M. Smith avait pris une des lampes qui se trouvaient sur le bureau du banquier, et il passa le premier pour éclairer.

Arrivé au premier étage, il poussa une porte et l’homme gris se trouva au seuil d’une chambre spacieuse dans laquelle on avait dressé deux lits.

– Vous coucherez là, dit M. Harris, et je crois bien qu’on n’aura nul besoin de vous réveiller.

– Je ne dormirai pas, dit l’homme gris.

– Mais dussiez-vous dormir, dit M. Harris, le tapage qui se fera dans la rue, deux ou trois heures avant l’exécution, vous réveillera.
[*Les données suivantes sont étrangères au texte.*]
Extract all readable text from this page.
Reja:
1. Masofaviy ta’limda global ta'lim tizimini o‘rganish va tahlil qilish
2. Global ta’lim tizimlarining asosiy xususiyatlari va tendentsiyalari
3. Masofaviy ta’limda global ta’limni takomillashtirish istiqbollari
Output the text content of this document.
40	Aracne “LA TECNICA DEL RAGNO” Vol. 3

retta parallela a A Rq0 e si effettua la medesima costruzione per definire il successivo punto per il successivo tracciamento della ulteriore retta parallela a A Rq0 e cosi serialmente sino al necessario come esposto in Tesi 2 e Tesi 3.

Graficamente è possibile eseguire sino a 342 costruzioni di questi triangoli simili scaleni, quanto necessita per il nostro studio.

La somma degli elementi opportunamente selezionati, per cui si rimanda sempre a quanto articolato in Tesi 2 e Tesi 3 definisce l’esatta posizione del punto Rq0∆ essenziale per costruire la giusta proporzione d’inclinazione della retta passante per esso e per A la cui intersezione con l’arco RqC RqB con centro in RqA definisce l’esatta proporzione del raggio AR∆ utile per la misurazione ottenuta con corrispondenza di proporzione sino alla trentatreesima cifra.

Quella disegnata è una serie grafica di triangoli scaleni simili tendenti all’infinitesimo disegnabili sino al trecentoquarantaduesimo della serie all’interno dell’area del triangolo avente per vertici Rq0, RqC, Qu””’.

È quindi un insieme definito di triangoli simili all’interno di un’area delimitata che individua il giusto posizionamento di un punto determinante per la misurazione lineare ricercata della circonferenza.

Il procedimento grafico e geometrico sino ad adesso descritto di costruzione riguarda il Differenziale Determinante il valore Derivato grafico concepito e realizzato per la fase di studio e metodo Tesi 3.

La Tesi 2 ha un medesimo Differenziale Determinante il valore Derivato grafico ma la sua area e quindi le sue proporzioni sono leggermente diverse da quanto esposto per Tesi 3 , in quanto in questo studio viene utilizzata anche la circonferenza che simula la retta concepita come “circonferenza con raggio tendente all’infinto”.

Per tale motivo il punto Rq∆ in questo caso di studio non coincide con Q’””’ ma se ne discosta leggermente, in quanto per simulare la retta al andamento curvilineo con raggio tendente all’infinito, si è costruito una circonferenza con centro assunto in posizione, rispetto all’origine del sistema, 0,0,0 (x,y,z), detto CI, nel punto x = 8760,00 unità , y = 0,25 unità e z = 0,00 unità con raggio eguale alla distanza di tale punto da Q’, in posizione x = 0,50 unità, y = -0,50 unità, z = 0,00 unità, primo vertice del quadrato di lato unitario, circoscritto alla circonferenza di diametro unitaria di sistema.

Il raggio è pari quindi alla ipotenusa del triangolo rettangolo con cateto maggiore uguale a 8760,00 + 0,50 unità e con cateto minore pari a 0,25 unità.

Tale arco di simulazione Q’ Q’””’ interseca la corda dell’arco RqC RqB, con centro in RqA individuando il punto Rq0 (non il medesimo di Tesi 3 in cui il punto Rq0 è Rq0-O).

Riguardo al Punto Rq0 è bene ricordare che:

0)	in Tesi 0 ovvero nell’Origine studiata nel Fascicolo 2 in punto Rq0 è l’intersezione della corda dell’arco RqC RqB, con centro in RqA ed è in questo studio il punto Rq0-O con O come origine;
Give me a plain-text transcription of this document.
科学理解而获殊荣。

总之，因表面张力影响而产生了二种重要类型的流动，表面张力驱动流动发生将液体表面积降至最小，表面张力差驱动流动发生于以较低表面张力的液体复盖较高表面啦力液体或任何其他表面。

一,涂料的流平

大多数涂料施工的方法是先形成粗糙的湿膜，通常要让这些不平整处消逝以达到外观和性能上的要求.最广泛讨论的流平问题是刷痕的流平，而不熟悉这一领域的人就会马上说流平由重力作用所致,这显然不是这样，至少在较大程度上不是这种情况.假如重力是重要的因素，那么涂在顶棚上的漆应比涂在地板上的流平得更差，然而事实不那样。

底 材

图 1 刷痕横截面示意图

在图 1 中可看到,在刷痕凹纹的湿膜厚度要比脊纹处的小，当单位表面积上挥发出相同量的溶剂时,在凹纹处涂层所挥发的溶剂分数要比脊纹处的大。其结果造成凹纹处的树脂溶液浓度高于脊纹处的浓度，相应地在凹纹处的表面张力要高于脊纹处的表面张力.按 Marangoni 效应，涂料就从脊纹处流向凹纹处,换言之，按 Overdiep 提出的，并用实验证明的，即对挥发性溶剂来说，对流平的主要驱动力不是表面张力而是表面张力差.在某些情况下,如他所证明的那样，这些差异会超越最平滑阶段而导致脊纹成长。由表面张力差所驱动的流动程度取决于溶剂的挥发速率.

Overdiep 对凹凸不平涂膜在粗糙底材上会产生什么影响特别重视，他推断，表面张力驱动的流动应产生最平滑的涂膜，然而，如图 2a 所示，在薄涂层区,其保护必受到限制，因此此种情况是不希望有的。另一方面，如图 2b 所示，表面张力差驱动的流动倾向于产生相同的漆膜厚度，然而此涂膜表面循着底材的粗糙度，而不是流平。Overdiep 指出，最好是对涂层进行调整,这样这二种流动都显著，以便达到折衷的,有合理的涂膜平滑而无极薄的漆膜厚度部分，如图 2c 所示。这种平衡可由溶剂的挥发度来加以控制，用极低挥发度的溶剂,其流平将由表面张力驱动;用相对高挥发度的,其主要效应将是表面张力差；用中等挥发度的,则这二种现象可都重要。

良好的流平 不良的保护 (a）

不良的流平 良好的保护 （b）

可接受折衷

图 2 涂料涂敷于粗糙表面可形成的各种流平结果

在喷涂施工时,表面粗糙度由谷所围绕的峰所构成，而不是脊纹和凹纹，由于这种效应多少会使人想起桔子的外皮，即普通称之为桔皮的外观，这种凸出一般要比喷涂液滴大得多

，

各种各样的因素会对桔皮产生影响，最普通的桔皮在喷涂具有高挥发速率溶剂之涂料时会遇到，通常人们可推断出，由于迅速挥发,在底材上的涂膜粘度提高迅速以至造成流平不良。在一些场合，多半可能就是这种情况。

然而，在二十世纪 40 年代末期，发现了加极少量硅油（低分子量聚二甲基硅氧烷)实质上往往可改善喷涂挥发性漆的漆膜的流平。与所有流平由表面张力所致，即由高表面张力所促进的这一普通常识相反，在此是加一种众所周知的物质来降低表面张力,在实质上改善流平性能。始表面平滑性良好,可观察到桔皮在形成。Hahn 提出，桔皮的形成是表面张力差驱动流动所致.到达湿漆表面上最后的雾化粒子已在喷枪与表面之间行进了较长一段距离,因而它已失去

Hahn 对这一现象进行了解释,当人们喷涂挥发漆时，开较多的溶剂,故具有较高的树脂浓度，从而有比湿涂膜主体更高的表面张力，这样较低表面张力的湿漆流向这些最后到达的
Et M. Harris ouvrit la croisée et fit signe à son hôte d’approcher.

– Tenez, voyez-vous ce réverbère ?

– Oui.

– C’est juste au-dessous qu’on dresse l’échafaud.

– Ah ! fort bien, dit l’homme gris.

– Vous n’en serez pas à dix mètres et vous pourrez voir tous les détails de l’exécution.

L’homme gris s’inclina.

– Mon ami, dit encore le banquier, s’adressant à son commis, vous attendrez que monsieur soit rentré pour fermer les portes.

– Oh ! dit le prétendu chirurgien, je reviendrai de bonne heure, entre neuf et dix.

– Et vous aurez raison, ajouta M. Harris, car dès minuit, la rue sera complètement encombrée.

L’homme gris se confondit en remerciements, donna une poignée de main à M. Smith, prit congé de M. Harris et rejoignit Shoking, qui l’attendait toujours dans le cab.